Design Vs Infrastructure - KeynesYouDigIt/Knowledge GitHub Wiki
Design decisions drive a lot of infrastructure choices. A lot of money and maintenance issues can be avoided by having architects, stakeholders, and operations people agree on the trade-offs together.
The typical architecture scaling starts with the...
- Entire stack being delivered from one server
- Then that server gets made bigger
- Then the database is split out
- Then a load balancer is put in front several servers
- Then the database gets mirrored and synced
As it grows, maintenance gets super complicated because of data sync issues. This pattern can be improved upon.
"Static is the new black"
- Static sites are the fastest, the most secure (nothing to hack), and instantly scalable.
- They're hard to update, difficult to grow the variety of features
- Several generators exist: middleman is a favorite, list available at www.staticsitegenerators.net
Considerations
- Is your site mostly static, like a blog?
- What percent of the time is it static?
- A CMS can function as the backend to a static server.
- WordPress and Drupal are big hacking targets, significant amount of bandwidth is penetration attacks from bots trying to hack common CMS risk vectors.
- Sync between them with a cron job, or mirror with wget.
- Comments can be implemented with Facebook or Disqus to push the maintenance obligation onto them.
- Simple forms can be implemented by FormStack or Wufoo
- Forums can be implemented by Discourse
Parts of your site that are unique...
- Should go browser-based (Angular, Ember, React...) to push as much processing burden onto the user as possible.
- Caching
- Only possible if content is static. JS and Cookie management can keep your pages static but allow simple dynamics.

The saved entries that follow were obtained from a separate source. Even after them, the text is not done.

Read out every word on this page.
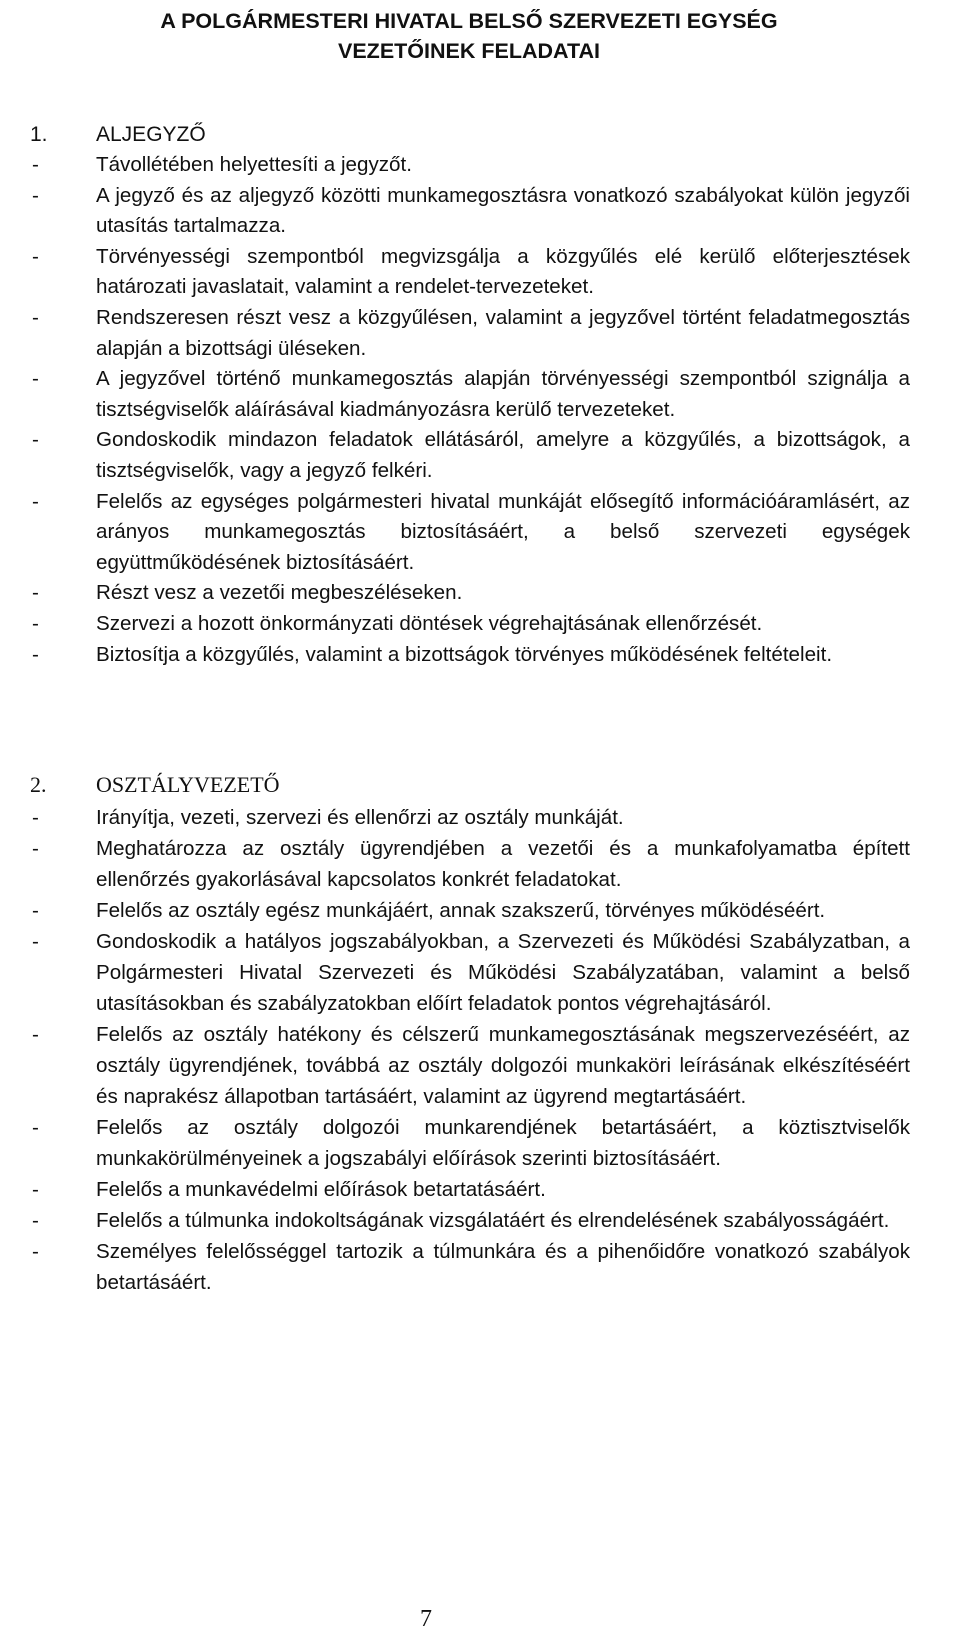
A POLGÁRMESTERI HIVATAL BELSŐ SZERVEZETI EGYSÉG
VEZETŐINEK FELADATAI
1. ALJEGYZŐ
-	Távollétében helyettesíti a jegyzőt.
-	A jegyző és az aljegyző közötti munkamegosztásra vonatkozó szabályokat külön jegyzői utasítás tartalmazza.
-	Törvényességi szempontból megvizsgálja a közgyűlés elé kerülő előterjesztések határozati javaslatait, valamint a rendelet-tervezeteket.
-	Rendszeresen részt vesz a közgyűlésen, valamint a jegyzővel történt feladatmegosztás alapján a bizottsági üléseken.
-	A jegyzővel történő munkamegosztás alapján törvényességi szempontból szignálja a tisztségviselők aláírásával kiadmányozásra kerülő tervezeteket.
-	Gondoskodik mindazon feladatok ellátásáról, amelyre a közgyűlés, a bizottságok, a tisztségviselők, vagy a jegyző felkéri.
-	Felelős az egységes polgármesteri hivatal munkáját elősegítő információáramlásért, az arányos munkamegosztás biztosításáért, a belső szervezeti egységek együttműködésének biztosításáért.
-	Részt vesz a vezetői megbeszéléseken.
-	Szervezi a hozott önkormányzati döntések végrehajtásának ellenőrzését.
-	Biztosítja a közgyűlés, valamint a bizottságok törvényes működésének feltételeit.
2. OSZTÁLYVEZETŐ
-	Irányítja, vezeti, szervezi és ellenőrzi az osztály munkáját.
-	Meghatározza az osztály ügyrendjében a vezetői és a munkafolyamatba épített ellenőrzés gyakorlásával kapcsolatos konkrét feladatokat.
-	Felelős az osztály egész munkájáért, annak szakszerű, törvényes működéséért.
-	Gondoskodik a hatályos jogszabályokban, a Szervezeti és Működési Szabályzatban, a Polgármesteri Hivatal Szervezeti és Működési Szabályzatában, valamint a belső utasításokban és szabályzatokban előírt feladatok pontos végrehajtásáról.
-	Felelős az osztály hatékony és célszerű munkamegosztásának megszervezéséért, az osztály ügyrendjének, továbbá az osztály dolgozói munkaköri leírásának elkészítéséért és naprakész állapotban tartásáért, valamint az ügyrend megtartásáért.
-	Felelős az osztály dolgozói munkarendjének betartásáért, a köztisztviselők munkakörülményeinek a jogszabályi előírások szerinti biztosításáért.
-	Felelős a munkavédelmi előírások betartatásáért.
-	Felelős a túlmunka indokoltságának vizsgálatáért és elrendelésének szabályosságáért.
-	Személyes felelősséggel tartozik a túlmunkára és a pihenőidőre vonatkozó szabályok betartásáért.
7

- By putting static elements such as assets on their own subdomain, you can force caching much easier.
- CDN is basically just a cache. If you dev like this, you are "CDN ready."

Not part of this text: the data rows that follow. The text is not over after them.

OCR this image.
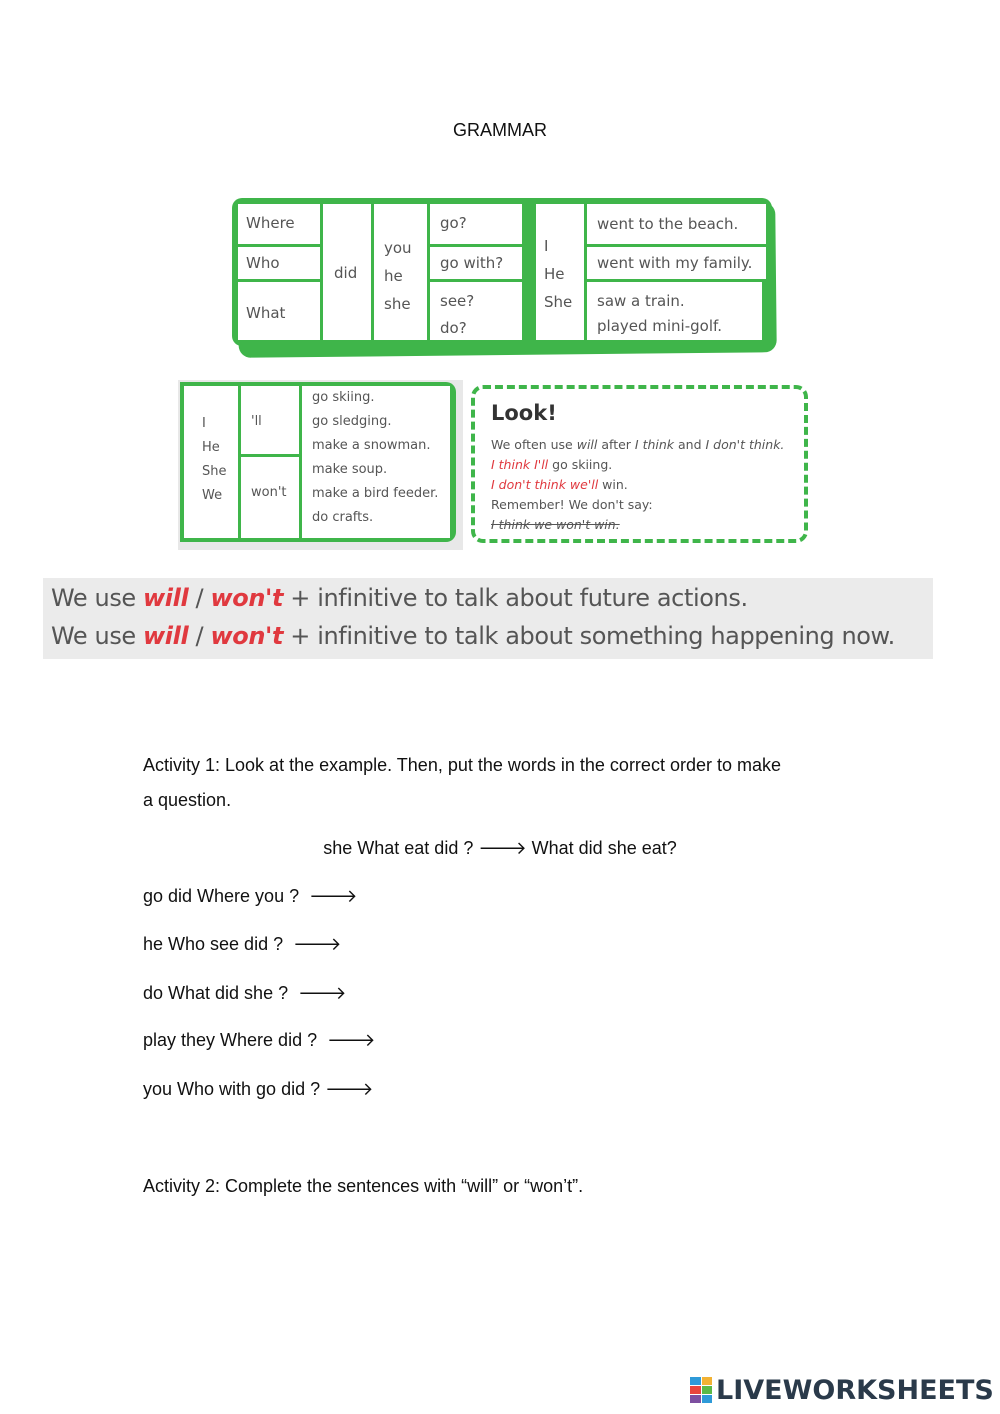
GRAMMAR
Where
Who
What
did
you
he
she
go?
go with?
see?
do?
I
He
She
went to the beach.
went with my family.
saw a train.
played mini-golf.
I
He
She
We
'll
won't
go skiing.
go sledging.
make a snowman.
make soup.
make a bird feeder.
do crafts.
Look!
We often use will after I think and I don't think.
I think I'll go skiing.
I don't think we'll win.
Remember! We don't say:
I think we won't win.
We use will / won't + infinitive to talk about future actions.
We use will / won't + infinitive to talk about something happening now.
Activity 1: Look at the example. Then, put the words in the correct order to make
a question.
she What eat did ? 🡒 What did she eat?
go did Where you ? 🡒
he Who see did ? 🡒
do What did she ? 🡒
play they Where did ? 🡒
you Who with go did ? 🡒
Activity 2: Complete the sentences with “will” or “won’t”.
LIVEWORKSHEETS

- The same can be done for APIs. How static are they?
Example
- A user gets the site from an AWS CloudFront service. This is an infinitely scalable CDN service that can't be crashed.
- CloudFront gets data from an EC2 instance and caches the result, meaning it doesn't need to get the EC2 server often.
- Users upload content to an S3 bucket. The EC2 runs a cron every few minutes to sync assets from theS3.
This strategy allowed a single server to handle 100,000 users over 5 minutes during a World Series ad.
Another Example
- An S3 instance and a Route 53 service handled a moderate number of users for $3 a month
- Scaled up to Node/S3/CloudFront/Heroku/Mongo via compose.io/Redis via redisgreen to handle a fully scaled load for $40 a month.